Presente no café da manhã de muitas famílias, o cuscuz pode fazer parte da alimentação de pessoas com diabetes. O cuidado, segundo especialistas, está na quantidade consumida, na forma de preparo e na combinação com outros alimentos da refeição.
Segundo Carol Netto, nutricionista e educadora em diabetes, a resposta é sim. No entanto, o consumo exige atenção à quantidade, ao preparo e ao equilíbrio com outros alimentos ricos em carboidratos.
O cuscuz é produzido a partir do milho e, por isso, é fonte de carboidratos. Isso significa que ele aumenta a glicose no sangue e deve ser incluído no planejamento alimentar de quem vive com diabetes.
O cuscuz aumenta a glicose?
Carol Netto explica que o cuscuz possui índice glicêmico moderado, ou seja, a velocidade com que ele eleva a glicose no sangue não é das mais rápidas nem das mais lentas.
Mesmo assim, isso não significa que ele possa ser consumido sem controle.
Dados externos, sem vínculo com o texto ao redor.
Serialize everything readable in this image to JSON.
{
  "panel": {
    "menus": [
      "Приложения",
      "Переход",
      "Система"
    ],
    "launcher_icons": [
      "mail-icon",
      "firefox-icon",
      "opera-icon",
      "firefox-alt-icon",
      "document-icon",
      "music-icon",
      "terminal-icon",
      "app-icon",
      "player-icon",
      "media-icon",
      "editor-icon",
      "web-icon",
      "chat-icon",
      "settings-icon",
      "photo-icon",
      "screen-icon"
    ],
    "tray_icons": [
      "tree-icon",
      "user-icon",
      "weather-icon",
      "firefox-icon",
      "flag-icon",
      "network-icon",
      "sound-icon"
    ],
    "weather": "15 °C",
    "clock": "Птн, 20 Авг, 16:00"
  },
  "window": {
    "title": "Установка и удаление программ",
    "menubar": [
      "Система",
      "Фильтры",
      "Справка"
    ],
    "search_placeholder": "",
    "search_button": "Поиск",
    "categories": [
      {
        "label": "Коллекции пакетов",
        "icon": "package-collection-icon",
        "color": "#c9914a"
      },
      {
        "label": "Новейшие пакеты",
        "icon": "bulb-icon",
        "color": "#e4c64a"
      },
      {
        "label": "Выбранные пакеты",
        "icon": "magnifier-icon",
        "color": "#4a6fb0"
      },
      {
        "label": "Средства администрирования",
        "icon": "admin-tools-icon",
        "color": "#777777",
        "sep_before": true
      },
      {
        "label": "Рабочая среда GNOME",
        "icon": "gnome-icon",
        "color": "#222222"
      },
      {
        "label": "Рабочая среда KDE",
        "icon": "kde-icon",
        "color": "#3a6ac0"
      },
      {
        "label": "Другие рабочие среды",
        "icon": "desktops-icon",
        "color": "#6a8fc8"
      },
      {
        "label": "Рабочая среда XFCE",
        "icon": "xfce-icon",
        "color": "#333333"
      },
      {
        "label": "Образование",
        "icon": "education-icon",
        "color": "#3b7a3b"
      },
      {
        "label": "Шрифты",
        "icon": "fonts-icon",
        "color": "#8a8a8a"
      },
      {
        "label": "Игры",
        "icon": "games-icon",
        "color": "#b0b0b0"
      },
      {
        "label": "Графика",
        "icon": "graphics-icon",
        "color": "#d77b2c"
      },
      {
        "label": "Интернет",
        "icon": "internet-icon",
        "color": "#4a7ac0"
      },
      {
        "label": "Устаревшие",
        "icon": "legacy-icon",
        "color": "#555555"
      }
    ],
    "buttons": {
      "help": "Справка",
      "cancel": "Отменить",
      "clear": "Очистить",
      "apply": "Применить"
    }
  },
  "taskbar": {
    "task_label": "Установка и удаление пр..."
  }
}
Além de fornecer vitaminas A e do complexo B, o alimento contém carboidratos que precisam ser considerados na alimentação diária. Segundo a nutricionista, uma colher de sopa de cuscuz contém cerca de 5 gramas de carboidratos.
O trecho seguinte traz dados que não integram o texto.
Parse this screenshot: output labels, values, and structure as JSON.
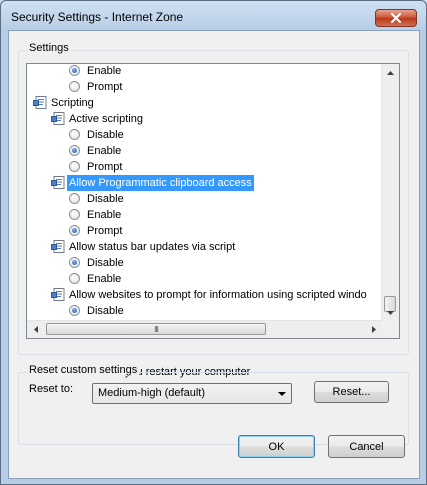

Para quem faz contagem de carboidratos, essa informação ajuda no cálculo da quantidade de insulina necessária antes da refeição.
Já quem não utiliza esse método pode recorrer à substituição de alimentos para evitar o excesso de carboidratos em uma mesma refeição.
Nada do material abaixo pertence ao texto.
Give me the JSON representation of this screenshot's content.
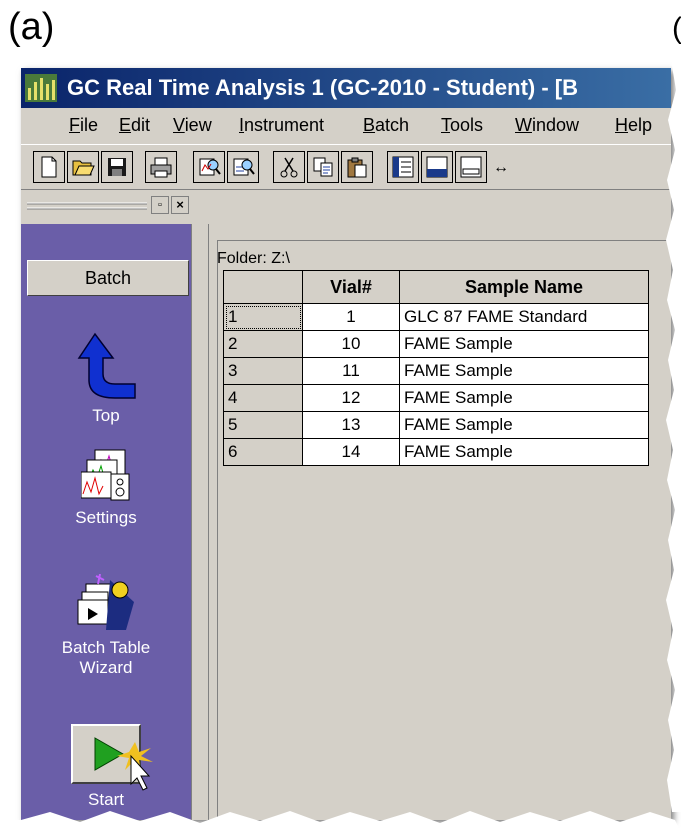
{
  "figure_label": "(a)",
  "stray_label": "(",
  "window": {
    "title": "GC Real Time Analysis 1 (GC-2010 - Student) - [B"
  },
  "menu": [
    {
      "label": "File",
      "ul": "F",
      "rest": "ile"
    },
    {
      "label": "Edit",
      "ul": "E",
      "rest": "dit"
    },
    {
      "label": "View",
      "ul": "V",
      "rest": "iew"
    },
    {
      "label": "Instrument",
      "ul": "I",
      "rest": "nstrument"
    },
    {
      "label": "Batch",
      "ul": "B",
      "rest": "atch"
    },
    {
      "label": "Tools",
      "ul": "T",
      "rest": "ools"
    },
    {
      "label": "Window",
      "ul": "W",
      "rest": "indow"
    },
    {
      "label": "Help",
      "ul": "H",
      "rest": "elp"
    }
  ],
  "toolbar": {
    "buttons": [
      "new-icon",
      "open-icon",
      "save-icon",
      "print-icon",
      "view-data-icon",
      "view-data-2-icon",
      "cut-icon",
      "copy-icon",
      "paste-icon",
      "layout-1-icon",
      "layout-2-icon",
      "layout-3-icon"
    ]
  },
  "sidebar": {
    "header": "Batch",
    "items": [
      {
        "label": "Top",
        "icon": "up-arrow-icon"
      },
      {
        "label": "Settings",
        "icon": "settings-icon"
      },
      {
        "label": "Batch Table",
        "label2": "Wizard",
        "icon": "wizard-icon"
      },
      {
        "label": "Start",
        "icon": "start-icon"
      }
    ]
  },
  "folder": "Folder: Z:\\",
  "table": {
    "headers": [
      "",
      "Vial#",
      "Sample Name"
    ],
    "rows": [
      {
        "row": "1",
        "vial": "1",
        "name": "GLC 87 FAME Standard"
      },
      {
        "row": "2",
        "vial": "10",
        "name": "FAME Sample"
      },
      {
        "row": "3",
        "vial": "11",
        "name": "FAME Sample"
      },
      {
        "row": "4",
        "vial": "12",
        "name": "FAME Sample"
      },
      {
        "row": "5",
        "vial": "13",
        "name": "FAME Sample"
      },
      {
        "row": "6",
        "vial": "14",
        "name": "FAME Sample"
      }
    ]
  },
  "colors": {
    "titlebar": "#0a246a",
    "sidebar": "#6a5ea8",
    "chrome": "#d4d0c8"
  }
}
Como consumir cuscuz convivendo com diabetes
A nutricionista reforça que o cuscuz pode fazer parte da alimentação, desde que seja consumido com moderação. Ela também destaca que ele funciona de forma semelhante a outros alimentos ricos em carboidratos, como arroz, macarrão e tapioca.
Confira cinco orientações para incluir o alimento no café da manhã.
1. Controle a quantidade
Quanto maior a porção, maior tende a ser o impacto na glicemia. Se a pessoa consumir mais de um cuscuz ou aumentar muito a quantidade no prato, a carga de carboidratos da refeição também aumenta. Por isso, controlar a porção é um dos primeiros cuidados.
2. Faça a contagem de carboidratos, se esse for o seu tratamento
Quem utiliza insulina e faz contagem de carboidratos deve considerar que cada colher de sopa de cuscuz fornece cerca de 5 gramas de carboidratos.
Segundo Carol Netto, esse cálculo permite ajustar corretamente a dose de insulina antes da refeição.
3. Se não faz contagem, faça substituições
Para quem convive com diabetes tipo 2 e não realiza contagem de carboidratos, a orientação é evitar somar vários alimentos ricos em carboidratos na mesma refeição.
Se a escolha for o cuscuz, o ideal é não consumir pão ao mesmo tempo, por exemplo.
Essa estratégia ajuda a controlar melhor a quantidade total de carboidratos ingerida.
4. Atenção ao preparo com manteiga
O modo de preparo também interfere na resposta da glicemia.
Segundo a nutricionista, algumas pessoas preparam o cuscuz com manteiga. A gordura presente nesse ingrediente funciona como um freio na digestão dos carboidratos.
Isso significa que a glicose pode não subir rapidamente logo após a refeição. No entanto, cerca de três a quatro horas depois, esse aumento pode acontecer justamente por causa do efeito da gordura sobre a digestão.
Por isso, quem monitora a glicemia deve observar esse comportamento após consumir a combinação.
5. Não transforme o cuscuz em alimento diário
Carol Netto explica que o cuscuz pode ser consumido por pessoas com diabetes, mas não precisa fazer parte do café da manhã todos os dias.
Assim como arroz, macarrão e tapioca, ele é uma fonte de carboidratos e deve entrar em uma alimentação equilibrada, alternando com outras opções.
Cuscuz é saudável, mas isso não elimina os cuidados
O fato de o cuscuz ser derivado do milho faz com que muitas pessoas o considerem um alimento saudável. De acordo com Carol Netto, ele realmente é uma fonte de carboidrato de origem vegetal e também fornece vitaminas.
No entanto, isso não significa que seu consumo seja livre para quem vive com diabetes.
A nutricionista lembra que alimentos considerados saudáveis também podem elevar a glicose quando consumidos em excesso. Por isso, a quantidade continua sendo um dos principais fatores para manter o controle glicêmico.